Garnet paused on the coach's platform to get rid of his tremors. "He'll not tell," he said aloud, the uproar of wheels drowning his voice. "He's too good a Rosemonter to tattle. At first I thought he'd got on the same scent as Cornelius.
"Thank God, that's one thing there's no woman in, anyhow. O me, O me! If that tipsy nigger would only fall off this train and break his neck!
"And now here's this calf to live in daily dread of. O dear, O dear, I ought to a-had more sense. It's all her fault; she's pure brass. They call youth the time of temptation—Good Lord! Why youth's armored from head to heel in its invincible ignorance. O me! Well—I'll pay him for it if it takes me ten years."
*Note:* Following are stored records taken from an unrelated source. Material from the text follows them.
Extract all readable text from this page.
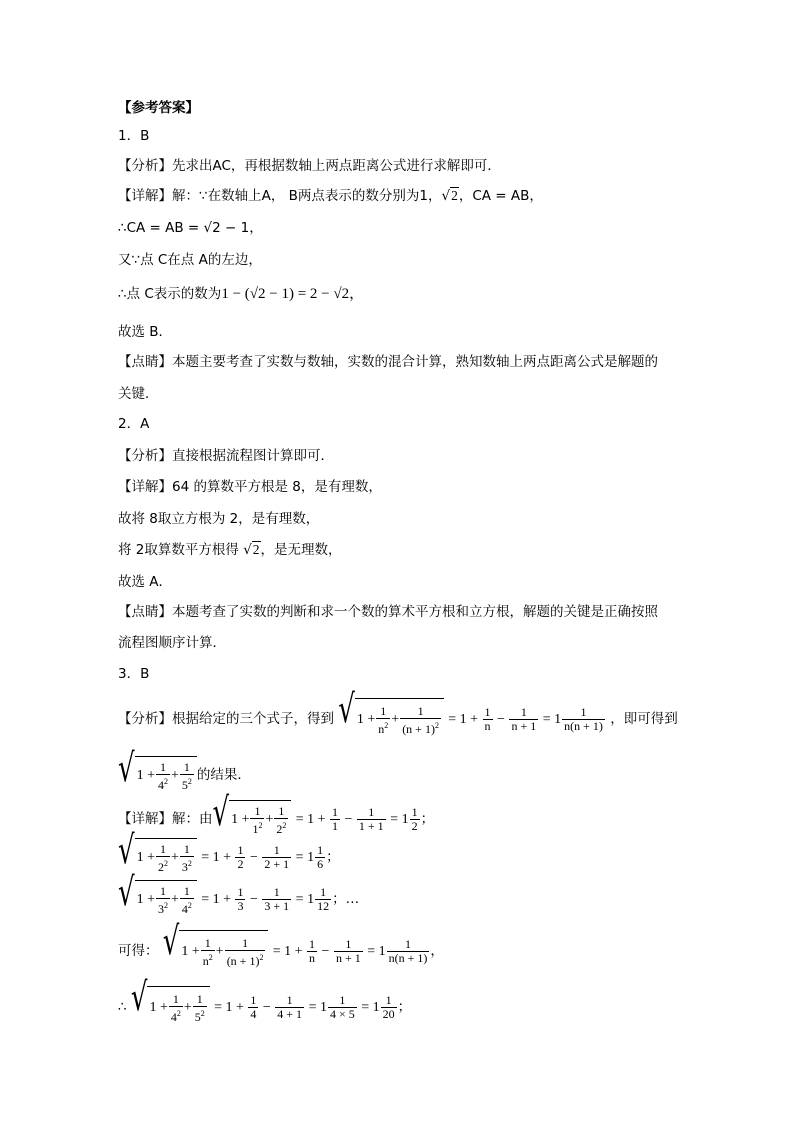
【参考答案】
1．B
【分析】先求出AC，再根据数轴上两点距离公式进行求解即可．
【详解】解：∵在数轴上A， B两点表示的数分别为1，√2，CA = AB，
∴CA = AB = √2 − 1，
又∵点 C在点 A的左边，
∴点 C表示的数为1 − (√2 − 1) = 2 − √2，
故选 B．
【点睛】本题主要考查了实数与数轴，实数的混合计算，熟知数轴上两点距离公式是解题的
关键．
2．A
【分析】直接根据流程图计算即可．
【详解】64 的算数平方根是 8，是有理数，
故将 8取立方根为 2，是有理数，
将 2取算数平方根得 √2，是无理数，
故选 A．
【点睛】本题考查了实数的判断和求一个数的算术平方根和立方根，解题的关键是正确按照
流程图顺序计算．
3．B
【分析】根据给定的三个式子，得到 √ $1 + \frac{1}{n^2} + \frac{1}{(n + 1)^2} = 1 + \frac{1}{n} - \frac{1}{n + 1} = 1 \frac{1}{n(n + 1)}$ ，即可得到
√ $1 + \frac{1}{4^2} + \frac{1}{5^2}$ 的结果．
【详解】解：由 √ $1 + \frac{1}{1^2} + \frac{1}{2^2} = 1 + \frac{1}{1} - \frac{1}{1 + 1} = 1 \frac{1}{2}$ ；
√ $1 + \frac{1}{2^2} + \frac{1}{3^2} = 1 + \frac{1}{2} - \frac{1}{2 + 1} = 1 \frac{1}{6}$ ；
√ $1 + \frac{1}{3^2} + \frac{1}{4^2} = 1 + \frac{1}{3} - \frac{1}{3 + 1} = 1 \frac{1}{12}$ ；…
可得： √ $1 + \frac{1}{n^2} + \frac{1}{(n + 1)^2} = 1 + \frac{1}{n} - \frac{1}{n + 1} = 1 \frac{1}{n(n + 1)}$ ，
∴ √ $1 + \frac{1}{4^2} + \frac{1}{5^2} = 1 + \frac{1}{4} - \frac{1}{4 + 1} = 1 \frac{1}{4 \times 5} = 1 \frac{1}{20}$ ；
John's complacency had faded with the white heat of his anger, and he sat chafing in spirit while his elbow neighbor slept in the shape of an N. Across the car he heard Parson Tombs explaining to the Graves brethren and Sister March that Satan—though sometimes corporeal—and in that case he might be either unicorporeal or multicorporeal—and at other times unicorporeal—as he might choose and providence permit—and, mark you, he might be both at once on occasion—was by no means omnipresent, but only ubiquitous.
Lazarus supposed a case: "He might be in both these cahs at once an' yet not on the platfawm between 'em."
"It's mo' than likely!" said the aged pastor, no one meaning anything sly. Yet to some people a parson's smiling mention of the devil is always a good joke, and the Graves laughed, as we may say. Not so, Sister March; she never laughed at the prince of darkness, nor took his name in vain. She spoke, now, of his "darts."